Investigation showed that the malware used in the hacking of the computers of The Ames Post and Chester and
Walsingham was traced to IP addresses within Rieslands territory and that the cyber-attacks came from
Rieslandic governmental computer infrastructures. This is found in paragraph 38, in relation to clarification 9 of the
compromis.
In the same paragraph, it is established that the cyber-attacks were done using malware that contained significant
segments of code that were also used in the Bureaus Blaster program. We invite this Courts attention to the fact
that these codes were not known to be available to the general public.

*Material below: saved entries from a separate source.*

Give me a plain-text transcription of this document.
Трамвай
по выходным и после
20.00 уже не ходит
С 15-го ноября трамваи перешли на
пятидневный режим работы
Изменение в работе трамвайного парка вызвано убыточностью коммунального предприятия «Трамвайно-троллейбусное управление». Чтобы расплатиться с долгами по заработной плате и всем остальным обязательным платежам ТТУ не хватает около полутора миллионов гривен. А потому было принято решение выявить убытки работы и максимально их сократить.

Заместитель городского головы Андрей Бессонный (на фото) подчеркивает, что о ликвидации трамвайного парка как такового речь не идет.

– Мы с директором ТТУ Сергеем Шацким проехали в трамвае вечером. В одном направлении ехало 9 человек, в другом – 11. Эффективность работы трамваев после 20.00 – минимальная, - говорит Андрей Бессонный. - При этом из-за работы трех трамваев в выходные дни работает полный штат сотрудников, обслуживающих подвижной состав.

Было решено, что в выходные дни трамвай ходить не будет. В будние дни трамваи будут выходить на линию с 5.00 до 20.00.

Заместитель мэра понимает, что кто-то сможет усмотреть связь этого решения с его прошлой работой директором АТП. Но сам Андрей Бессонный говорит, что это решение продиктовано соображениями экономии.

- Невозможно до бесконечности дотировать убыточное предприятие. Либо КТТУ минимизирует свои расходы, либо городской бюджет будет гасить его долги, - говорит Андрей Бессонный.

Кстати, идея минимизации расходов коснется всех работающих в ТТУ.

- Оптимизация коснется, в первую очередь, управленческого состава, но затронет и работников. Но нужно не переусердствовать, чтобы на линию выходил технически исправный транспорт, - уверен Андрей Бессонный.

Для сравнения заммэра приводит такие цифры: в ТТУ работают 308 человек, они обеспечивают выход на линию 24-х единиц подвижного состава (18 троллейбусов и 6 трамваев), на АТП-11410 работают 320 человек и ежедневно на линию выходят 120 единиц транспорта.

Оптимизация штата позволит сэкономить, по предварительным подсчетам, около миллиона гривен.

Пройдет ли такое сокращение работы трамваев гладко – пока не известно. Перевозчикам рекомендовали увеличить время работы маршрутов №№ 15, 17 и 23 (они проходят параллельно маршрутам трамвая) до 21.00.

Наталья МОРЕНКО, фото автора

All these facts lead us to conclude that the cyber-attacks came from an organ of the Government of Riesland, making the
attacks attributable to the State.

Amestonia asserts that the cyber-attacks also constitute a breach of Rieslands international obligation to respect other
States territorial sovereignty.

The principle of territorial sovereignty is a fundamental norm that has long been established. It is the right of a State to
exercise its functions and power over its own territories without the interference of another State. This has two aspects
this first one referring to the exclusivity of the right of the State with respect to its own territory, and the second referring to
the obligation of that State to protect the rights of other States.

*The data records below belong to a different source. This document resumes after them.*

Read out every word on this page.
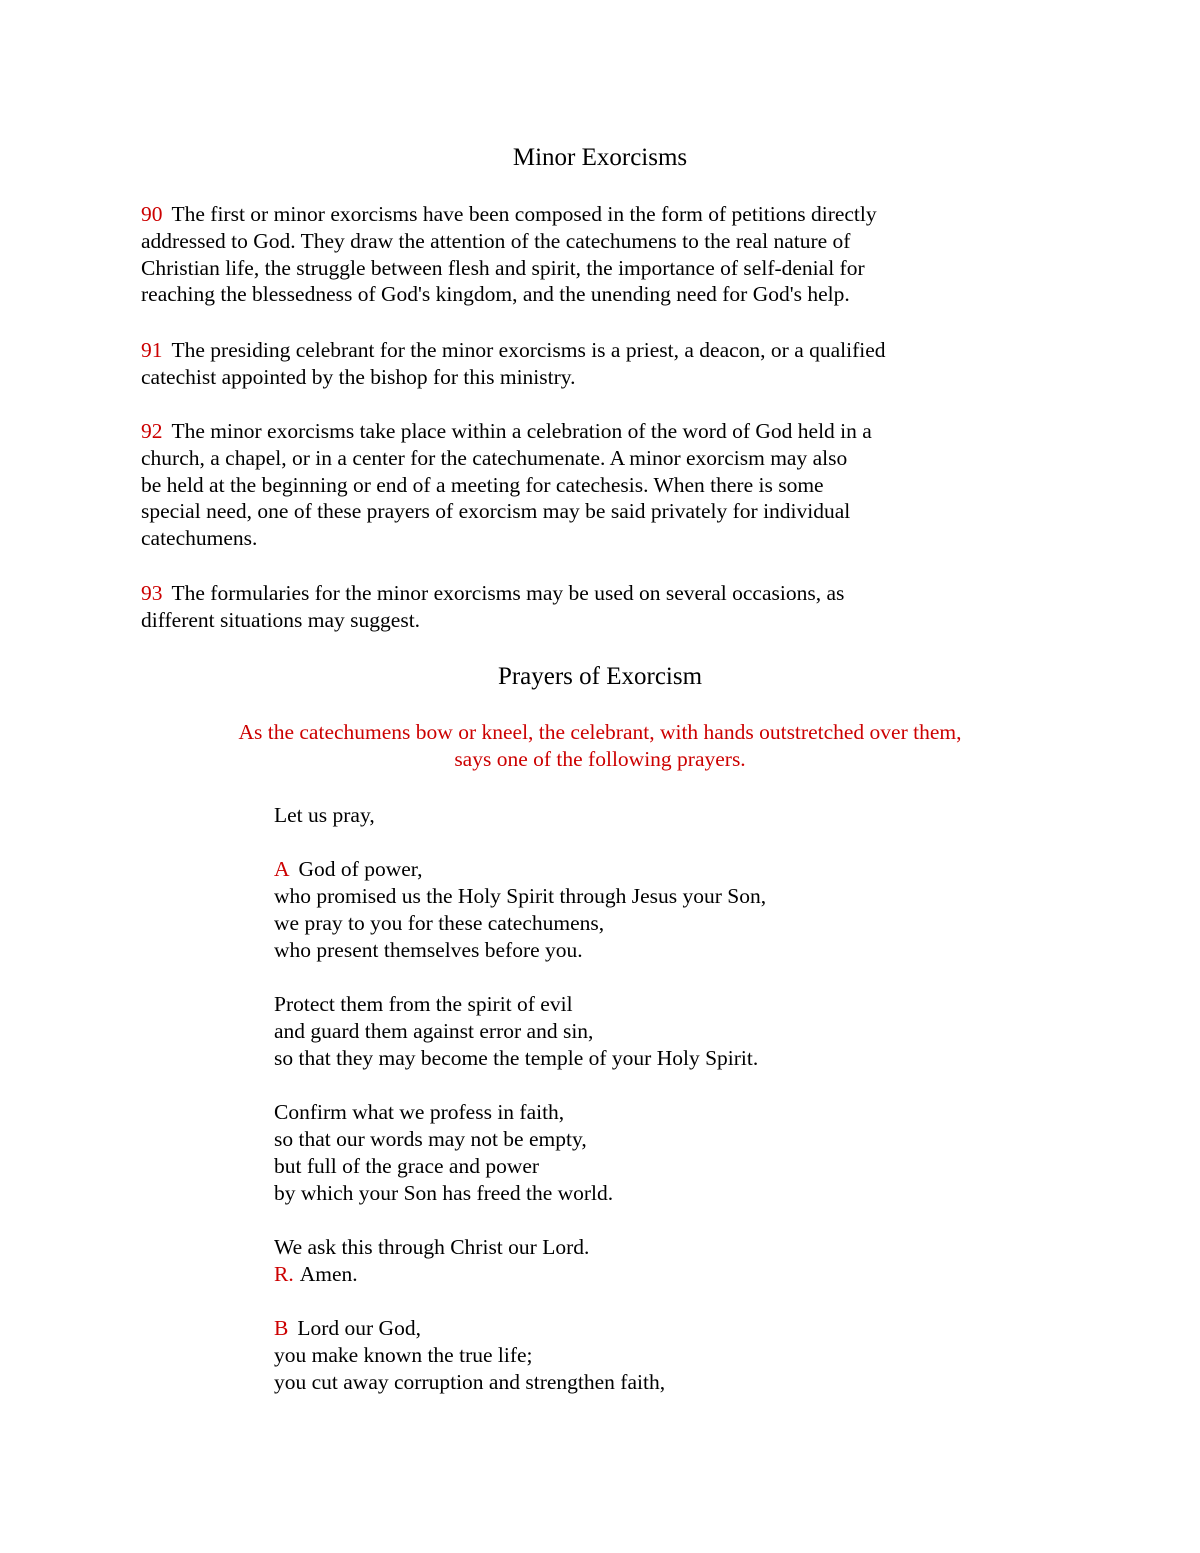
Minor Exorcisms
90 The first or minor exorcisms have been composed in the form of petitions directly
addressed to God. They draw the attention of the catechumens to the real nature of
Christian life, the struggle between flesh and spirit, the importance of self-denial for
reaching the blessedness of God's kingdom, and the unending need for God's help.
91 The presiding celebrant for the minor exorcisms is a priest, a deacon, or a qualified
catechist appointed by the bishop for this ministry.
92 The minor exorcisms take place within a celebration of the word of God held in a
church, a chapel, or in a center for the catechumenate. A minor exorcism may also
be held at the beginning or end of a meeting for catechesis. When there is some
special need, one of these prayers of exorcism may be said privately for individual
catechumens.
93 The formularies for the minor exorcisms may be used on several occasions, as
different situations may suggest.
Prayers of Exorcism
As the catechumens bow or kneel, the celebrant, with hands outstretched over them,
says one of the following prayers.
Let us pray,
A God of power,
who promised us the Holy Spirit through Jesus your Son,
we pray to you for these catechumens,
who present themselves before you.
Protect them from the spirit of evil
and guard them against error and sin,
so that they may become the temple of your Holy Spirit.
Confirm what we profess in faith,
so that our words may not be empty,
but full of the grace and power
by which your Son has freed the world.
We ask this through Christ our Lord.
R. Amen.
B Lord our God,
you make known the true life;
you cut away corruption and strengthen faith,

Cyber operations may violate a States territorial sovereignty. In his analysis on the incident between Sony and North
Korea, Michael Schmitt said that it would seem reasonable to characterize a cyber-operation involving the emplacement
of malware by a State to cyber infrastructure located in another State as a violation of the latters sovereignty. Accordingly,
the Tallinn Manual states that a cyber operation by a State directed against cyber infrastructure located in another State
that causes damage certainly violates the latters sovereignty.

Your Excellencies, this is exactly what happened to Amestonia.


First, the cyber-attacks disabled the computer networks and communication switches at The Ames Post and
Chester and Walsingham. As a result, The Ames Post had to shut down their operations from the time of the
attack till June 2015. Furthermore, a significant number of proceedings before Amestonian courts were delayed
for months because of Chester and Walsinghams inability to access its files.
Finally, the cyber-attacks damaged the infrastructure of The Ames Post and Chester and Walsingham, resulting to
the loss of 90% of the information and other losses amounting to 45-50 million euros.

These are facts indicating a clear violation of Riesland to Amestonias right to enjoy its sovereignty over its cyber
infrastructures and activities.

As these cyber-attacks of Riesland constitute an internationally wrongful act, we submit that as provided for in Article 36 of
the ARSIWA and Rule 6 of the Tallinn Manual, Riesland should take responsibility and pay Amestonia compensation for
the loss and damages it suffered as a result of the said attacks.

In conclusion, the Applicant submits that the detention of Kafker violated international law and that the cyber-attacks
against The Ames Post and Chester and Walsingham constitute an internationally wrongful act by Riesland.

Unless Your Excellencies have further questions, this concludes my submissions. May it please this Honorable Court.